Today, old cheese-making traditions live on through several local cheese producers in Gudbrandsdalen. Two of these, Avdem and Brimi Sæter, are the proud winners of several Cheese World Championships awards. Heidal Ysteri uses traditional 1920s methods to produce its Heidalsprim (whey cheese) and Heidalsost (brown cheese) – both of which have a sweet and rich flavour.
Avdem, Brimi Sæter, and Heidal Ysteri are keeping alive old cheese-making traditions that may otherwise have been lost forever!
Gudbrandsdalsost is the most famous of the brown cheeses, and is a common feature on all Norwegian breakfast tables. This traditional product is a favourite sandwich topping and the pride of the nation. It is also almost unique to Norway. ‘Brunost’ (brown cheese) is a term used for brown cheese made from whey and added cow’s or goat’s milk.
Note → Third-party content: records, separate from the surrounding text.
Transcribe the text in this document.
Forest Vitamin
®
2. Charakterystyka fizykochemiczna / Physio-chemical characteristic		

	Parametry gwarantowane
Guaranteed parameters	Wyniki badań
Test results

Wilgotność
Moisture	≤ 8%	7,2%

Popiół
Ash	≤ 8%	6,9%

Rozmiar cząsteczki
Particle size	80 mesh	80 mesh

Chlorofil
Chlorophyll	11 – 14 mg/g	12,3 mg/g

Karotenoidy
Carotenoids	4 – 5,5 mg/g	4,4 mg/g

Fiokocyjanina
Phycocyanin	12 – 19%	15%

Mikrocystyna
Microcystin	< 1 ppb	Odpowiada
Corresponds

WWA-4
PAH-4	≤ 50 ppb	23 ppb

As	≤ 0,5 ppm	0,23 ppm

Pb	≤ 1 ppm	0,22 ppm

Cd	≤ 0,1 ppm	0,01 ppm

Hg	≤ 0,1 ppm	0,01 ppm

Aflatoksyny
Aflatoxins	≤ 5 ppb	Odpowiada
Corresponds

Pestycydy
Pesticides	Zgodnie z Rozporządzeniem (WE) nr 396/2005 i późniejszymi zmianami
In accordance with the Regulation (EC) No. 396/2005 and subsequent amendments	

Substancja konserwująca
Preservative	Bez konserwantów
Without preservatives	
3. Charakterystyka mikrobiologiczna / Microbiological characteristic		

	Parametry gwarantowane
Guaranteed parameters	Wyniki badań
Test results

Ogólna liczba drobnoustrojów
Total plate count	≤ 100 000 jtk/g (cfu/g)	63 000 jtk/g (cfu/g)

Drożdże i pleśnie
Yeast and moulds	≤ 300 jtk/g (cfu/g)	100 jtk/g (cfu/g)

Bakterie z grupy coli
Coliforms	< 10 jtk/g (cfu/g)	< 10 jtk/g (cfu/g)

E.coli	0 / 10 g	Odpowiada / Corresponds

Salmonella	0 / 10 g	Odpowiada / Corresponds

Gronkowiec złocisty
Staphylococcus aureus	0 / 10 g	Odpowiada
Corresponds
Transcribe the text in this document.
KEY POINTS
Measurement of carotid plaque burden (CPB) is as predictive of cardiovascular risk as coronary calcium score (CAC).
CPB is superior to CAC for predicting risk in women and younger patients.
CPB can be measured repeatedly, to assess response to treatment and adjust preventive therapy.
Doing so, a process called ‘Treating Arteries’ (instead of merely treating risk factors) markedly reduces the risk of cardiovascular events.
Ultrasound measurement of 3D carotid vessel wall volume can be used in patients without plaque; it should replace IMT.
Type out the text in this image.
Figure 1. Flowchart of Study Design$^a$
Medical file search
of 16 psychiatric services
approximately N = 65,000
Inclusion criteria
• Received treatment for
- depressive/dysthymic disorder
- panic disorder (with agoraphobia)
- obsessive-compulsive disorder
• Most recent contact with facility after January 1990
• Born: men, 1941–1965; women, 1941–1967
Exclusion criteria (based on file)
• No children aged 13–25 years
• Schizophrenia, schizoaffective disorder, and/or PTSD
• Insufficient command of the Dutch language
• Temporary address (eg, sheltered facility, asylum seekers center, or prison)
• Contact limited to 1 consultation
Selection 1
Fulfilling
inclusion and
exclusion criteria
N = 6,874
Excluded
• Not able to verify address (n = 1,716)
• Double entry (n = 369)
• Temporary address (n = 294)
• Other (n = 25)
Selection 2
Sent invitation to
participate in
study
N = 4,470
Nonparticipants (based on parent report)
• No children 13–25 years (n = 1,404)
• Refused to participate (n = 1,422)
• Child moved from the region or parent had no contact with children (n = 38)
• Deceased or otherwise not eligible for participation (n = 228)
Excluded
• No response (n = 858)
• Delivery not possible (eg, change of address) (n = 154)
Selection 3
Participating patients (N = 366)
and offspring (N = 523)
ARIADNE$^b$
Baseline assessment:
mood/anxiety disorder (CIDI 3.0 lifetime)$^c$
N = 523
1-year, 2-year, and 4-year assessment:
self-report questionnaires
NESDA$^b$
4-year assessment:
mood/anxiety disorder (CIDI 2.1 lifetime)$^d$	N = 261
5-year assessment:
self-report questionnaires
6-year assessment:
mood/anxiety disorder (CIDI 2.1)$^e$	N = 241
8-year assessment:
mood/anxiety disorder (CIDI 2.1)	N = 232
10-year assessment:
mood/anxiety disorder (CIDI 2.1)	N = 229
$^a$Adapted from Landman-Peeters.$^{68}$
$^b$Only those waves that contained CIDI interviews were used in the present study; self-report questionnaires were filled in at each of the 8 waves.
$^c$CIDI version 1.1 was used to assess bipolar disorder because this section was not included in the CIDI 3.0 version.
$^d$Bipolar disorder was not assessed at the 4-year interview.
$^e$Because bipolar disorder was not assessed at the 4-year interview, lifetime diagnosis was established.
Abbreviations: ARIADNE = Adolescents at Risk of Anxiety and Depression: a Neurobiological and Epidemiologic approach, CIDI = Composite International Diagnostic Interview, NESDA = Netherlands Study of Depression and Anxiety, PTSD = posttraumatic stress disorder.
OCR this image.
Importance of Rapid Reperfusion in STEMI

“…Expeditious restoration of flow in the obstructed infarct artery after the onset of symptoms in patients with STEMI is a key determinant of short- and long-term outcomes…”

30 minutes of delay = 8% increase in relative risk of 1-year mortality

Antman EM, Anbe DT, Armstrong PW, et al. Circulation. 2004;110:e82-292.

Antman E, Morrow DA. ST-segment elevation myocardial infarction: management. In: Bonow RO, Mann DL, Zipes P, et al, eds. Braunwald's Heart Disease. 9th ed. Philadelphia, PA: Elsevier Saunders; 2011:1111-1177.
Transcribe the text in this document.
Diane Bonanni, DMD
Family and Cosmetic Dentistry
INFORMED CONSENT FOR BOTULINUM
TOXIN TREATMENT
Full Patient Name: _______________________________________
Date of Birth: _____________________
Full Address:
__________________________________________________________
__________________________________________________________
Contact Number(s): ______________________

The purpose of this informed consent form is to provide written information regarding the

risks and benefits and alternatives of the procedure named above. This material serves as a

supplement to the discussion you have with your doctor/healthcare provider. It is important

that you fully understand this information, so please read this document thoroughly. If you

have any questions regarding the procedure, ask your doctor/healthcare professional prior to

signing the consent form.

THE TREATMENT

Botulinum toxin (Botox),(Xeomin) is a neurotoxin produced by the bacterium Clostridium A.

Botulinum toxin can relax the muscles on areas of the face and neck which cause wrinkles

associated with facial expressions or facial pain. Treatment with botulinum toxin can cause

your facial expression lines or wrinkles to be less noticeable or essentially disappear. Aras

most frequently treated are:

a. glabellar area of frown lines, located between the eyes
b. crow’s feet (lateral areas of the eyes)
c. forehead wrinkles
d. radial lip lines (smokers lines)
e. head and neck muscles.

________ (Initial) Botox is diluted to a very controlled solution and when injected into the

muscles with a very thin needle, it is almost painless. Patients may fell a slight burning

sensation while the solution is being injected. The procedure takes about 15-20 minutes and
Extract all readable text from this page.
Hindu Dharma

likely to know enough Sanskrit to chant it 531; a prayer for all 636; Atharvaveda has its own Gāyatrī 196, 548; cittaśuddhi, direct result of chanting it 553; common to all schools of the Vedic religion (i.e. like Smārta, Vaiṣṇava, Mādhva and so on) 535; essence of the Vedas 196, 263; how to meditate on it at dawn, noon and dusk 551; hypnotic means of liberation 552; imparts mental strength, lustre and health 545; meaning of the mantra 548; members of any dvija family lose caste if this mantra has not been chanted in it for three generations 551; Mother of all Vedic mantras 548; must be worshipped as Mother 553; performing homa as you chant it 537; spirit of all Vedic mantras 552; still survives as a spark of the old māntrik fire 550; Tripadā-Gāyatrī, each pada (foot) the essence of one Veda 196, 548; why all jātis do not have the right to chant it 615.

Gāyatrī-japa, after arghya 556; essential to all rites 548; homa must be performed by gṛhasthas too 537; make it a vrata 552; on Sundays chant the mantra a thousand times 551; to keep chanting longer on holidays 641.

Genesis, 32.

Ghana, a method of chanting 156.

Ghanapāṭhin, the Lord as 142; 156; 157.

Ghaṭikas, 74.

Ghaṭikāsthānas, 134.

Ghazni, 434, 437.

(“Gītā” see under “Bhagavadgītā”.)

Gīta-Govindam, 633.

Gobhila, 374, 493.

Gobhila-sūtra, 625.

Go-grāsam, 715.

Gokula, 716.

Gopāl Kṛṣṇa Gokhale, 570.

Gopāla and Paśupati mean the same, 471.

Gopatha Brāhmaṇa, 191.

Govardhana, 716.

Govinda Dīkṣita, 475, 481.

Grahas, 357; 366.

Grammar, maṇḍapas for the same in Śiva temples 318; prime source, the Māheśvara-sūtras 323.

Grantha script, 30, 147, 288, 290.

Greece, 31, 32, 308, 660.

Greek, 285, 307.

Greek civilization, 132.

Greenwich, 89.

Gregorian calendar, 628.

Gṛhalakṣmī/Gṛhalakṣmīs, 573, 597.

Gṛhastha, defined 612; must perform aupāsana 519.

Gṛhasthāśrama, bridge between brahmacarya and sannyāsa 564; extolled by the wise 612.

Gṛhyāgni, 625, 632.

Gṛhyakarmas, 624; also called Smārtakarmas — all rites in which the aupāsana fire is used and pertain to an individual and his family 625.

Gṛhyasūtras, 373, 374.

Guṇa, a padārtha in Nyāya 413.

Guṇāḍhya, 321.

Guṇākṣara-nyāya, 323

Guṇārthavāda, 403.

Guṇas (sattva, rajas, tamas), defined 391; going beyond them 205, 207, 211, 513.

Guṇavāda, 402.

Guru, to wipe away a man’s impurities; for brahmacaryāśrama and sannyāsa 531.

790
Gudbrandsdalsost originates from Solbråsetra at Gålå. In the summer of 1863, a young dairymaid, Anne Hov, did something that was considered a total waste – she added cream to the whey! With this, Gudbrandsdalsost was born. At Solbråsetra the mountain-farm traditions are still upheld, and in summer you can still meet the dairy maid and taste freshly-made Gudbrandsdalsost.
Did you know that the village of Ringebu is home to the world’s largest cheese slicer, and that the cheese slicer was invented by Thor Bjørklund from Lillehammer in 1925? The original Bjørklund cheese slicer is still in production.